Quantilization is a formalization of the idea of “satisficing,” or selecting actions that achieve some minimal threshold of expected utility. Agents that try to pick good strategies, but not maximally good ones, seem less likely to come up with extraordinary and unconventional strategies, thereby reducing both the benefits and the risks of smarter-than-human AI systems. Designing AI systems to satisfice looks especially useful for averting harmful convergent instrumental goals and perverse instantiations of terminal goals:

• If we design an AI system to cure cancer, and γ labels it bizarre to reduce cancer rates by increasing the rate of some other terminal illness, them a quantilizer will be less likely to adopt this perverse strategy even if our imperfect specification of the system’s goals gave this strategy high expected utility.
• If superintelligent AI systems have a default incentive to seize control of resources, but γ labels these policies bizarre, then a quantilizer will be less likely to converge on these strategies.

Taylor notes that the quantilizing approach to satisficing may even allow us to disproportionately reap the benefits of maximization without incurring proportional costs, by specifying some restricted domain in which the quantilizer has low impact without requiring that it have low impact overall — “targeted-impact” quantilization.

One obvious objection to the idea of satisficing is that a satisficing agent might build an expected utility maximizer. Maximizing, after all, can be an extremely effective way to satisfice. Quantilization can potentially avoid this objection: maximizing and quantilizing may both be good ways to satisfice, but maximizing is not necessarily an effective way to quantilize. A quantilizer that deems the act of delegating to a maximizer “bizarre” will avoid delegating its decisions to an agent even if that agent would maximize the quantilizer’s expected utility.

Taylor shows that the cost of relying on a 0.1-quantilizer (which selects a random action from the top 10% of actions), on expectation, is no more than 10 times that of relying on the recommendation of its distribution γ; the expected cost of relying on a 0.01-quantilizer (which selects from the top 1% of actions) is no more than 100 times that of relying on γ; and so on. Quantilization is optimal among the set of strategies that are low-cost in this respect.

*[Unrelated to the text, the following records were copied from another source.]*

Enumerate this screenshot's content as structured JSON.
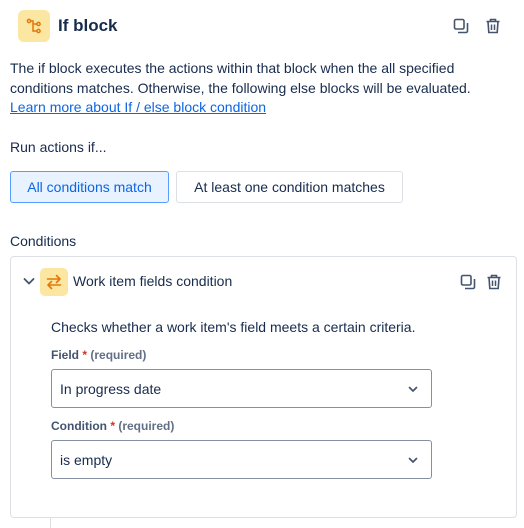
{
  "header": {
    "title": "If block",
    "icon": "branch-icon",
    "actions": [
      "duplicate-icon",
      "delete-icon"
    ]
  },
  "description": {
    "text": "The if block executes the actions within that block when the all specified conditions matches. Otherwise, the following else blocks will be evaluated.",
    "link": "Learn more about If / else block condition"
  },
  "run_actions": {
    "label": "Run actions if...",
    "options": [
      "All conditions match",
      "At least one condition matches"
    ],
    "selected": "All conditions match"
  },
  "conditions": {
    "label": "Conditions",
    "items": [
      {
        "title": "Work item fields condition",
        "icon": "swap-arrows-icon",
        "description": "Checks whether a work item's field meets a certain criteria.",
        "field": {
          "label": "Field",
          "required_marker": "*",
          "required_text": "(required)",
          "value": "In progress date"
        },
        "condition": {
          "label": "Condition",
          "required_marker": "*",
          "required_text": "(required)",
          "value": "is empty"
        }
      }
    ]
  },
  "colors": {
    "accent": "#0c66e4",
    "icon_bg": "#fbe7a1",
    "icon_fg": "#e2770a",
    "required": "#c9372c"
  }
}
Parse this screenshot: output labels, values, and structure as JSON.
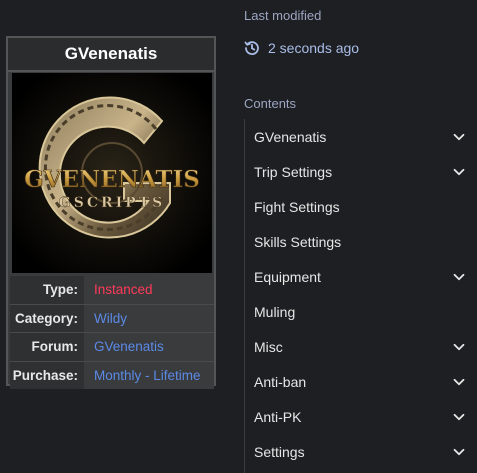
{
  "infobox": {
    "title": "GVenenatis",
    "logo": {
      "line1": "GVENENATIS",
      "line2": "GSCRIPTS",
      "letter": "G"
    },
    "rows": [
      {
        "label": "Type:",
        "value": "Instanced",
        "color": "#ff3b5a"
      },
      {
        "label": "Category:",
        "value": "Wildy",
        "color": "#5b8ae6"
      },
      {
        "label": "Forum:",
        "value": "GVenenatis",
        "color": "#5b8ae6"
      },
      {
        "label": "Purchase:",
        "value": "Monthly - Lifetime",
        "color": "#5b8ae6"
      }
    ]
  },
  "last_modified": {
    "heading": "Last modified",
    "value": "2 seconds ago",
    "icon": "history-icon"
  },
  "contents": {
    "heading": "Contents",
    "items": [
      {
        "label": "GVenenatis",
        "expandable": true
      },
      {
        "label": "Trip Settings",
        "expandable": true
      },
      {
        "label": "Fight Settings",
        "expandable": false
      },
      {
        "label": "Skills Settings",
        "expandable": false
      },
      {
        "label": "Equipment",
        "expandable": true
      },
      {
        "label": "Muling",
        "expandable": false
      },
      {
        "label": "Misc",
        "expandable": true
      },
      {
        "label": "Anti-ban",
        "expandable": true
      },
      {
        "label": "Anti-PK",
        "expandable": true
      },
      {
        "label": "Settings",
        "expandable": true
      }
    ]
  }
}
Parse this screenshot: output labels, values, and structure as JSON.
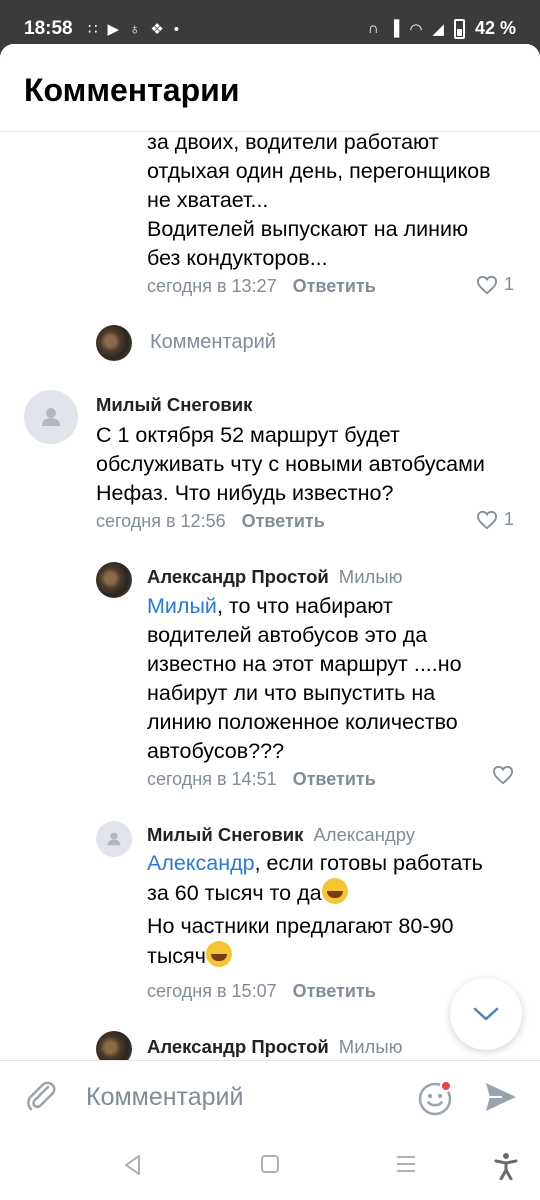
{
  "status_bar": {
    "time": "18:58",
    "battery": "42 %",
    "left_icons": [
      "cast-icon",
      "youtube-icon",
      "ok-icon",
      "vk-icon",
      "dot-icon"
    ],
    "right_icons": [
      "headphones-icon",
      "vibrate-icon",
      "data-icon",
      "wifi-icon",
      "signal-icon",
      "battery-icon"
    ]
  },
  "header": {
    "title": "Комментарии"
  },
  "comments": [
    {
      "text_lines": [
        "за двоих, водители работают",
        "отдыхая один день, перегонщиков",
        "не хватает...",
        "Водителей выпускают на линию",
        "без кондукторов..."
      ],
      "time": "сегодня в 13:27",
      "reply": "Ответить",
      "likes": "1"
    },
    {
      "author": "Милый Снеговик",
      "text_lines": [
        "С 1 октября 52 маршрут будет",
        "обслуживать чту с новыми автобусами",
        "Нефаз. Что нибудь известно?"
      ],
      "time": "сегодня в 12:56",
      "reply": "Ответить",
      "likes": "1"
    },
    {
      "author": "Александр Простой",
      "to": "Милыю",
      "mention": "Милый",
      "text_first": ", то что набирают",
      "text_lines": [
        "водителей автобусов это да",
        "известно на этот маршрут ....но",
        "набирут ли что выпустить на",
        "линию положенное количество",
        "автобусов???"
      ],
      "time": "сегодня в 14:51",
      "reply": "Ответить"
    },
    {
      "author": "Милый Снеговик",
      "to": "Александру",
      "mention": "Александр",
      "text_first": ", если готовы работать",
      "line2": "за 60 тысяч то да",
      "line3": "Но частники предлагают 80-90",
      "line4": "тысяч",
      "time": "сегодня в 15:07",
      "reply": "Ответить"
    },
    {
      "author": "Александр Простой",
      "to": "Милыю"
    }
  ],
  "write_comment": {
    "placeholder": "Комментарий"
  },
  "composer": {
    "placeholder": "Комментарий"
  }
}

However, expected utility quantilization is not a magic bullet. It depends strongly on how we specify the action distribution γ, and Taylor shows that ordinary quantilizers behave poorly in repeated games and in scenarios where “ordinary” actions in γ tend to have very high or very low expected utility. Further investigation is needed to determine if quantilizers (or some variant on quantilizers) can remedy these problems.